Tribune de Guillaume Larrivé – L’Opinion – 19 novembre 2014

opiDes régions incarnées par des élus vraiment choisis

L’Assemblée nationale s’apprête à créer de grandes régions, sur de vastes territoires, appelées à exercer des compétences décisives. Les conseils régionaux auront la main sur toutes les politiques d’aménagement du territoire et de développement économique, d’autant que le pouvoir d’attribution des fonds européens leur sera entièrement délégué. Demain, ce n’est ni vers le Préfet ni vers le conseiller départemental, mais bien vers le conseiller régional que devront se tourner le maire, le président de communauté de communes, le patron de PME, l’agriculteur, le responsable associatif, lorsqu’ils chercheront à être accompagnés dans leurs projets de développement territorial.

Il est indispensable que les futurs conseillers régionaux soient non seulement connus de la population, mais choisis par elle, au sein d’un territoire qui corresponde à un bassin de vie. Le mode de scrutin retenu ne répond en rien à cette exigence. Car les conseillers régionaux seront élus, en décembre 2015, sur une liste régionale à sections départementales, à la proportionnelle, avec prime majoritaire, à deux tours.

Inventé en 1999 et confirmé par Jean-Pierre Raffarin en 2003, ce mode de scrutin complexe est censé présenter cinq avantages :

1. Le scrutin de liste permet une parité parfaite.

2. La dominante proportionnelle autorise la représentation de toutes les sensibilités.

3. La prime majoritaire de 25% des sièges au second tour aboutit à dégager une majorité, contrairement au mode de scrutin proportionnel intégral qui avait rendu les régions difficiles à gouverner en 1992 et 1998.
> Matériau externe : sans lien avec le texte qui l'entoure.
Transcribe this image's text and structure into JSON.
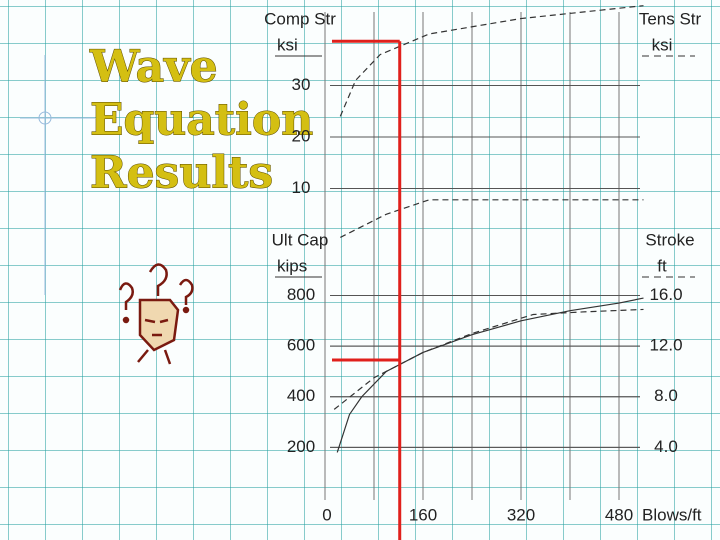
{
  "slide": {
    "title": [
      "Wave",
      "Equation",
      "Results"
    ]
  },
  "chart_data": [
    {
      "type": "line",
      "ylabel": "Comp Str",
      "yunit": "ksi",
      "y2label": "Tens Str",
      "y2unit": "ksi",
      "xlim": [
        0,
        520
      ],
      "ylim": [
        0,
        46.6
      ],
      "yticks": [
        10,
        20,
        30
      ],
      "y2lim": [
        0,
        46.6
      ],
      "grid": true,
      "series": [
        {
          "color": "#333333",
          "dash": true,
          "x": [
            25,
            50,
            90,
            170,
            320,
            520
          ],
          "values": [
            24,
            31,
            36,
            40,
            43,
            45.5
          ]
        },
        {
          "color": "#333333",
          "dash": true,
          "axis": "y2",
          "x": [
            25,
            100,
            170,
            520
          ],
          "values": [
            0.5,
            5,
            7.8,
            7.8
          ]
        }
      ],
      "reading": {
        "color": "#e0201c",
        "x": 122,
        "y": 38.6
      }
    },
    {
      "type": "line",
      "ylabel": "Ult Cap",
      "yunit": "kips",
      "y2label": "Stroke",
      "y2unit": "ft",
      "xlabel": "Blows/ft",
      "xlim": [
        0,
        520
      ],
      "xticks": [
        0,
        160,
        320,
        480
      ],
      "ylim": [
        0,
        960
      ],
      "yticks": [
        200,
        400,
        600,
        800
      ],
      "y2lim": [
        0,
        19.2
      ],
      "y2ticks": [
        {
          "value": 4,
          "label": "4.0"
        },
        {
          "value": 8,
          "label": "8.0"
        },
        {
          "value": 12,
          "label": "12.0"
        },
        {
          "value": 16,
          "label": "16.0"
        }
      ],
      "grid": true,
      "series": [
        {
          "color": "#333333",
          "dash": false,
          "x": [
            20,
            40,
            60,
            100,
            160,
            240,
            320,
            400,
            480,
            520
          ],
          "values": [
            180,
            330,
            400,
            500,
            575,
            645,
            700,
            740,
            770,
            790
          ]
        },
        {
          "color": "#333333",
          "dash": true,
          "axis": "y2",
          "x": [
            15,
            80,
            160,
            240,
            340,
            420,
            520
          ],
          "values": [
            7.0,
            9.5,
            11.5,
            13.0,
            14.5,
            14.7,
            14.9
          ]
        }
      ],
      "reading": {
        "color": "#e0201c",
        "x": 122,
        "y": 545
      }
    }
  ]
}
4. Le caractère régional de la liste suscite un débat d’ampleur régionale sur les projets, incarnés par les têtes de liste qui sont de fait, mais non en droit, les candidats à la présidence du conseil régional.

5. Les sections départementales permettent de ne pas totalement gommer, au sein des conseils régionaux, cette dimension infra-régionale.

Mais ces cinq avantages théoriques ne me semblent pas l’emporter face à un inconvénient dirimant, qui va être amplifié par la grande taille des nouvelles régions : l’absence d’identité territoriale, de proximité et donc de légitimité de chacun des conseillers régionaux.

Si les grandes régions sont perçues comme lointaines, éloignées des citoyens et gérées par des élus anonymes, la défiance, l’abstention et la contestation ne feront que s’aggraver.

Pour y remédier, je ne propose pas d’augmenter le nombre des conseillers régionaux, bien au contraire, je crois nécessaire de le réduire. Ce qui est essentiel, c’est un mode de désignation au scrutin majoritaire, dans des cantons régionaux correspondant à des bassins de vie : il faudrait, par exemple, découper 100 cantons régionaux dans la future région de Bourgogne-Franche-Comté, permettant aux habitants de choisir clairement la personne chargée de les représenter.

Je propose que les électeurs soient appelés à choisir eux-mêmes le président du conseil régional, afin que la campagne permette un vrai débat, sur les dossiers propres à chaque canton, mais aussi sur les projets de portée régionale.

Concrètement, les électeurs seraient appelés à mettre dans l’urne un bulletin comportant deux noms : celui du candidat à la présidence du conseil régional et celui du candidat pour devenir le conseiller régional du canton. C’est la clef pour réussir l’émergence des grandes régions : elles doivent être légitimes, incarnées par des élus ancrés au sein de nos territoires.